Dietro quel dato si nascondono tutti gli snodi irrisolti del sistema produttivo italiano, che vanno dalle scelte strategiche delle imprese (il modello di sviluppo, l’innovazione, la qualità del capitale fisico), all’apertura a concorrenza dei mercati, soprattutto di quelli che riguardano beni e servizi intermedi che sono input per le imprese (si pensi all’energia e alle grandi utilities, ai servizi pubblici locali, ma anche ai servizi professionali e alle funzioni della PA). Ma dietro quello stesso dato si nasconde lo snodo, anch’esso irrisolto, della riforma dei rapporti di lavoro e della contrattazione delle retribuzioni, verso schemi più flessibili, supportati da un welfare rinnovato[4], che permettano di differenziare e di premiare il merito.

Questi snodi sono gli stessi che, ingessando il sistema economico e impedendogli la crescita, incidono sui livelli occupazionali; e sono gli stessi che, permettendo rendite di posizione sui mercati dei beni e dei servizi, erodono il potere di acquisto delle retribuzioni.

Crescita, occupazione e valorizzazione della produttività del lavoro sono tutt’uno con le politiche di apertura dei mercati, incluso quello del lavoro. I Sindacati dovrebbero dare molta più rilevanza alle politiche pro concorrenziali, come obiettivi intermedi per perseguire il benessere dei lavoratori.

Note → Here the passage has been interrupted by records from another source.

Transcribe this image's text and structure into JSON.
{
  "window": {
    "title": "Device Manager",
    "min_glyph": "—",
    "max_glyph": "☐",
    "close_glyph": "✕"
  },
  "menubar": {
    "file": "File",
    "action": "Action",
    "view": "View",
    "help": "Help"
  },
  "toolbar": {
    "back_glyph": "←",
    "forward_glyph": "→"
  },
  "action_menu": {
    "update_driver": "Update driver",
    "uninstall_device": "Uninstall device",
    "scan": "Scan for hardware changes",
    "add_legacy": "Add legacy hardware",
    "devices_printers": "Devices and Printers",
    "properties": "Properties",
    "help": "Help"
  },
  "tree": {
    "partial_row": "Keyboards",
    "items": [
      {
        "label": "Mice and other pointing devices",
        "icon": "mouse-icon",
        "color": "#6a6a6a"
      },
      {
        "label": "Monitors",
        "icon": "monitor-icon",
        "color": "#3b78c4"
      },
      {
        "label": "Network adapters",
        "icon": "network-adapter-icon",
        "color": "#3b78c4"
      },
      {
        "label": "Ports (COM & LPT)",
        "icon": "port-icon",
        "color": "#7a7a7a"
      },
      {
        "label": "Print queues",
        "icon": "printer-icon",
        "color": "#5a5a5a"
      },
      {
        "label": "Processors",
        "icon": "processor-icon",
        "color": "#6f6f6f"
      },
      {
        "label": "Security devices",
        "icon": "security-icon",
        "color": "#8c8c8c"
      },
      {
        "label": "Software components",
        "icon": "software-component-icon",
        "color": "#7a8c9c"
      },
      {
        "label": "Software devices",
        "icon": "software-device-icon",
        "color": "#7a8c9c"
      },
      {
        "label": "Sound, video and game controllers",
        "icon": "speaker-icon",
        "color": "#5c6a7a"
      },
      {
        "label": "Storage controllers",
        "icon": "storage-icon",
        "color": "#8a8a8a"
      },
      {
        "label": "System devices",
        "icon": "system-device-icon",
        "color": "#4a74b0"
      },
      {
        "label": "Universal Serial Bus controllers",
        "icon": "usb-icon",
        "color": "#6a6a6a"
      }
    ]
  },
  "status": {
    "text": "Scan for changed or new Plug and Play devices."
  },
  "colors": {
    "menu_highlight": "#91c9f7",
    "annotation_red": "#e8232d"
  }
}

[1] Entrambi gli indici sono a base 2000 = 100. Così facendo, si calcola la crescita reale del PIL utilizzando come deflatore l’IPCA: da un lato si ha il vantaggio di ricorrere ad un deflatore armonizzato per tutti i Paesi; dall’altro, lo svantaggio che l’IPCA non è il deflatore normalmente utilizzato per il PIL.
[2] È vero che sul dato dell’inflazione pesano i prezzi dei derivati del petrolio, del gas naturale e dell’energia; ma, anche al netto di queste componenti, la dinamica dei prezzi resta sostenuta (si veda il Comunicato dell’ISTAT sui prezzi alla produzione dei prodotti industriali, in data 30 Giungo 2008). Inoltre, la maggior vulnerabilità dell’Italia alle tensioni internazionali riguardanti il petrolio e il gas naturale dipende anche dalla struttura interna dei mercati di importazione, trasformazione e rivendita.
[3] Il dato è calcolato come rapporto tra l’indice del valore aggiunto per occupato e l’indice armonizzato dei prezzi al consumo (entrambi con base 2000 = 100).
[4] Istituti a sostegno dell’inclusione nella società attiva e nelle forze di lavoro: una assicurazione contro la disoccupazione di livello europeo, sostegni mirati alle famiglie, alla cura dei figli e dei non autosufficienti, servizi di asilo nido e di scuola materna, etc..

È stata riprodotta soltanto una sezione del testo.